A principal object of the present invention is to improve the present method of percutaneous and endoscopic carpal tunnel surgical release techniques. This invention provides for transection of the transverse carpal ligament by a flexible element (string or wire) made of metal or any variety of synthetic materials having sufficient tensile strength when drawn into small diameters to have tissue cutting properties when drawn taut. The string or wire may be smooth or corrugated. In the corrugated embodiment it can function as a saw when manipulated to and fro along its length.
Because of its flexibility and small cross-sectional diameter, the flexible-element cutting instrument can be more easily passed through the carpal tunnel than prior cutting instruments. Presently-used cutting instruments generally approximate the form of a cutting blade or hook and thereby necessitate larger cross-sectional areas by virtue of their blade or hook status or by the accompanying instruments necessary to manipulate them safely within the carpal tunnel.

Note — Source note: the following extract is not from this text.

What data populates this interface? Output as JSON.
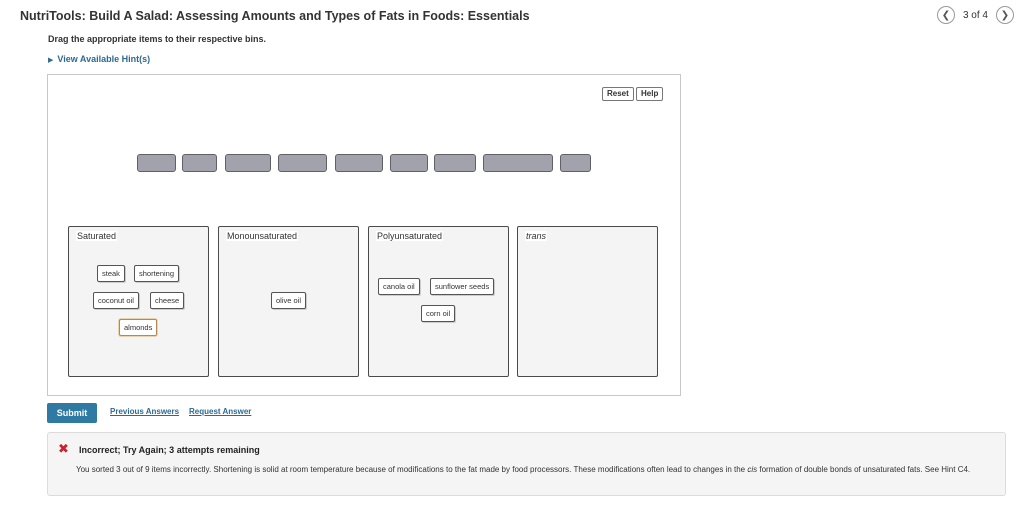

In biportal version this invention, the instrument manipulating the flexible cutting device (bridge assembly system) lies outside the confines of the carpal tunnel (external to the skin), thereby minimizing the diameter and number of surgical instruments within the tunnel while the surgery is being performed. In the uniportal technique, the passer becomes the manipulating instrument, but it is of such a small diameter that its presence within the carpal tunnel poses no detriment to the median nerve and serves to displace the nerve away form the cutting wire.

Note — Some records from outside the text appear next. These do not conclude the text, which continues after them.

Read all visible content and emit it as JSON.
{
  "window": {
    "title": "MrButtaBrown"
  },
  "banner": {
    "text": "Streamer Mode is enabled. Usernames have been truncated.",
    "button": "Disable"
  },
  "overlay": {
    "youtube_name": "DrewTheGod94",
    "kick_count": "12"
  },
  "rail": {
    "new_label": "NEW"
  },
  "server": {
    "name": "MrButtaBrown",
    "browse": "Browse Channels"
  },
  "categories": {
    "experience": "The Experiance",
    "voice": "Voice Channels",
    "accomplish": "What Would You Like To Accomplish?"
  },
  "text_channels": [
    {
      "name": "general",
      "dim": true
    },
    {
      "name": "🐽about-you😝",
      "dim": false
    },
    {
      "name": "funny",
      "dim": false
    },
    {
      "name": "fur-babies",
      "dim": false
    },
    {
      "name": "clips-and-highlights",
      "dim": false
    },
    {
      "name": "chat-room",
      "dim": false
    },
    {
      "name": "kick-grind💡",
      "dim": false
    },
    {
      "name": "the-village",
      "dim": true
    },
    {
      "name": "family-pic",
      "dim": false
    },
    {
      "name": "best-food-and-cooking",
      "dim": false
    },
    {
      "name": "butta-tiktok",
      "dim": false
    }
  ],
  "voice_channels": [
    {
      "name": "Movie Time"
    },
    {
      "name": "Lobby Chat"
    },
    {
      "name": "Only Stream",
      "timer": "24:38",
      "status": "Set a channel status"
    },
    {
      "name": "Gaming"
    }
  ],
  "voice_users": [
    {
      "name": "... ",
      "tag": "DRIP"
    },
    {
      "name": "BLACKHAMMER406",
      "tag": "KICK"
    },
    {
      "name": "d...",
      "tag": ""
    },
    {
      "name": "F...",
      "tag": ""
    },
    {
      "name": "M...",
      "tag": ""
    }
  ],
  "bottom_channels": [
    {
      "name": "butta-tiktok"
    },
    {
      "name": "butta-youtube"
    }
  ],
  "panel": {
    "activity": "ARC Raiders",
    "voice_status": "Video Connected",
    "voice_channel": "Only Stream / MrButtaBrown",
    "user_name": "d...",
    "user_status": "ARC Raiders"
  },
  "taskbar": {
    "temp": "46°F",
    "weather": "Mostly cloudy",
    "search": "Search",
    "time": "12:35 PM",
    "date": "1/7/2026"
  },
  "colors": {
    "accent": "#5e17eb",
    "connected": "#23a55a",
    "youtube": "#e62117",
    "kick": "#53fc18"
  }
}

The present invention can be employed with or entirely without an expensive endoscope, thereby providing the added benefit of cost containment, while still allowing for individual surgeon preference.

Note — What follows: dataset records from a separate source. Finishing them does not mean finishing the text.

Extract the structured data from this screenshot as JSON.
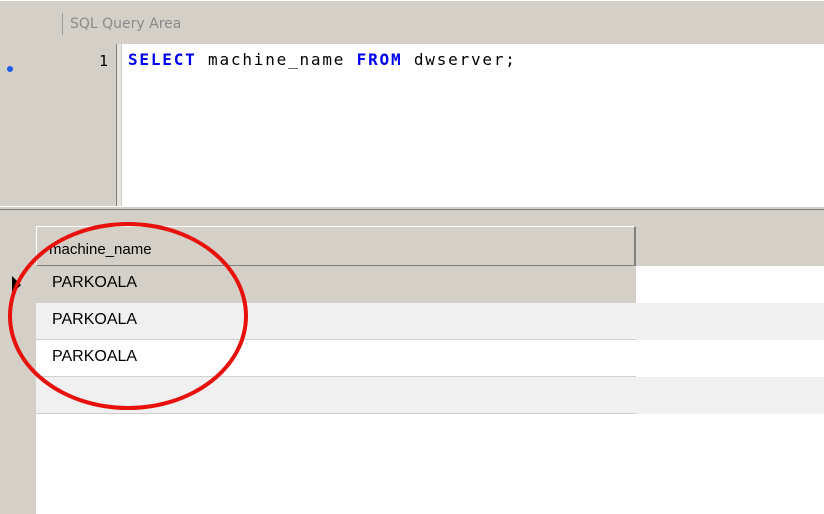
{
  "query_area": {
    "title": "SQL Query Area"
  },
  "editor": {
    "line_number": "1",
    "tokens": {
      "kw_select": "SELECT",
      "ident": " machine_name ",
      "kw_from": "FROM",
      "tail": " dwserver;"
    }
  },
  "results": {
    "columns": [
      "machine_name"
    ],
    "rows": [
      {
        "machine_name": "PARKOALA"
      },
      {
        "machine_name": "PARKOALA"
      },
      {
        "machine_name": "PARKOALA"
      }
    ],
    "current_row_index": 0
  },
  "colors": {
    "keyword": "#0000f0",
    "grid_face": "#d4d0c8",
    "selected_row": "#d4d0c8",
    "alt_row": "#f0f0f0",
    "annotation": "#e8100c"
  },
  "icons": {
    "current_line_marker": "breakpoint-dot-icon",
    "row_indicator": "current-row-arrow-icon"
  }
}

When the instrument is placed on the skin over the site (FIGS. 4 and 5a), the wire ends are passed around the ends of the instrument to the knob, and are wound around the shaft 48, as shown in FIG. 5b. The knob is then turned to tighten the wire, FIG. 5c, and the instrument is moved back and forth to “saw” through the ligament. Alternatively, in some circumstances, a taut small diameter may wire may be able to transect the ligament simply by being pressed against the ligament, that is, a to-and-fro sawing action may not be required. Regardless, once the position of FIG. 5d is reached, the wire is released from the instrument, and may be removed from the site.